The first time I was proactive in getting a gift for my mother without the aid and support of my father was the purchase of the necklace pictured here. With my pockets stuffed with coins, I peddled my bicycle over the railroad tracks behind our apartment building to a little shopping area where the store was located (a five-and-dime, not a Jared), and returned a successful hunter/gatherer with my prize in a paper sack.
Mom wore it proudly to church that Mother’s Day Sunday, and countless other times. I was told often that this necklace was the favorite piece of jewelry in her collection, and for a time I believed that my offering eclipsed her wedding rings, pearl ensembles, and jewel-encrusted broaches. When Mom died in 2015, my sister, Nan, was in charge of dispersing Mom’s jewelry collection, and the first thing she located was the blue necklace and returned it to me.
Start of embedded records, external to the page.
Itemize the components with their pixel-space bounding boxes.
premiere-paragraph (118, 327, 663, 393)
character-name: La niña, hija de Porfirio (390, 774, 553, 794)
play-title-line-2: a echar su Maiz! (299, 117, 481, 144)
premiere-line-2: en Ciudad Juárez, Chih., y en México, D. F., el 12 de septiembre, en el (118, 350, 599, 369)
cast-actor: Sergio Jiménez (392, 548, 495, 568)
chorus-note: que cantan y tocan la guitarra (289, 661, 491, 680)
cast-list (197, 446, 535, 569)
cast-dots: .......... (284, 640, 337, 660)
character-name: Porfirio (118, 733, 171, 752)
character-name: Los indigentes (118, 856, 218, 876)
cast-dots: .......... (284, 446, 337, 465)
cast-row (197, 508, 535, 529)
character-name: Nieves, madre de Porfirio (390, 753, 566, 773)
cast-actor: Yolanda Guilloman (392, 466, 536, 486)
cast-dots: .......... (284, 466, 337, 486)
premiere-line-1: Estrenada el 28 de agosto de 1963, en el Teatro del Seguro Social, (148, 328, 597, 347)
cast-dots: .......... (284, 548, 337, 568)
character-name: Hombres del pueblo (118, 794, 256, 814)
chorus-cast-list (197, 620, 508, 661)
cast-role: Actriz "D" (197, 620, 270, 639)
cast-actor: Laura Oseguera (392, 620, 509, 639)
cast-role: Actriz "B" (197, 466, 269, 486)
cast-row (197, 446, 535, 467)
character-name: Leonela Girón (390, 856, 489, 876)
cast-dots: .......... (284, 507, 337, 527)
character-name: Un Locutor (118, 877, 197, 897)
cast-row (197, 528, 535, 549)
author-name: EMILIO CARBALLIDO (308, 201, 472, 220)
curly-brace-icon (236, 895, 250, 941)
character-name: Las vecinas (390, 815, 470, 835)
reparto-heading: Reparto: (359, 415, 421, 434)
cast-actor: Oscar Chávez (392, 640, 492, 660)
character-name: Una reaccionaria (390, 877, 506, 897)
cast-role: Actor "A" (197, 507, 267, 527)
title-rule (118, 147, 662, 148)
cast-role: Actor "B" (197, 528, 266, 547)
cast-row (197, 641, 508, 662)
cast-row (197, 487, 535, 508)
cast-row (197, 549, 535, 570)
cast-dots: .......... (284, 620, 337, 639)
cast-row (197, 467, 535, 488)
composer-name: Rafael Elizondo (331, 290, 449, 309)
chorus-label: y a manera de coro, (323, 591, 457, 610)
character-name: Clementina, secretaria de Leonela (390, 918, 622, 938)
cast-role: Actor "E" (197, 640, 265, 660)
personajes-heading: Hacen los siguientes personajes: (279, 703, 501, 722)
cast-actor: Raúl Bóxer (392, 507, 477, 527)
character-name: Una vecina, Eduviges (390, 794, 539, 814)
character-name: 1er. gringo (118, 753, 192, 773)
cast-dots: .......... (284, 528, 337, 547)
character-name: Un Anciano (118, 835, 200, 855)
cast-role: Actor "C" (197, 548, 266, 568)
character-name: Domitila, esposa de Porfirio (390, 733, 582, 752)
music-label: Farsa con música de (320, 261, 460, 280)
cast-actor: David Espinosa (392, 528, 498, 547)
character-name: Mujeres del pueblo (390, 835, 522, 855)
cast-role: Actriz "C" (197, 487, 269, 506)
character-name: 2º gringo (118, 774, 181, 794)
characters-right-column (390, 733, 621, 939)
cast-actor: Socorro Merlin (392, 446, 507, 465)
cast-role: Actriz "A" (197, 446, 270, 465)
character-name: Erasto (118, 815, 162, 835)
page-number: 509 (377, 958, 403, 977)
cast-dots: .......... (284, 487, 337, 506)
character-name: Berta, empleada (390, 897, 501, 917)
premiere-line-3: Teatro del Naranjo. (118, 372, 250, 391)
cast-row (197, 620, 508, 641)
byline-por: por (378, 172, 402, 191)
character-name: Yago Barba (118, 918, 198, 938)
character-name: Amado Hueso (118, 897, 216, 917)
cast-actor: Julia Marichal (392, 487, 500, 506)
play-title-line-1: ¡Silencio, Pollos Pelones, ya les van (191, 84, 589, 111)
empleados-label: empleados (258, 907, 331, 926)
Presenting Mom with the necklace that Mother’s Day brought tears to her eyes, a reaction I continued to induce for years to come though rarely for such sentimental reasons. Isn’t that what sons are supposed to do, make their mothers cry? If so, I most likely exceeded the allotment of times a son is given to bring his mother to tears.
Those weepy occasions began to taper off when I married Kay. I think Mom’s quote to my bride on our wedding day was something to the effect of, “I’m handing him off to you. I did the best I could.”
In the long march to my wedding day, before the “handing off,” Mom said that she had long ago given up praying that I would have good friends or get through high school and then college or just go to church once in a while. She finally resorted to begging God to just keep me alive, at least until she could find someone else to take over. I know, poor Kay.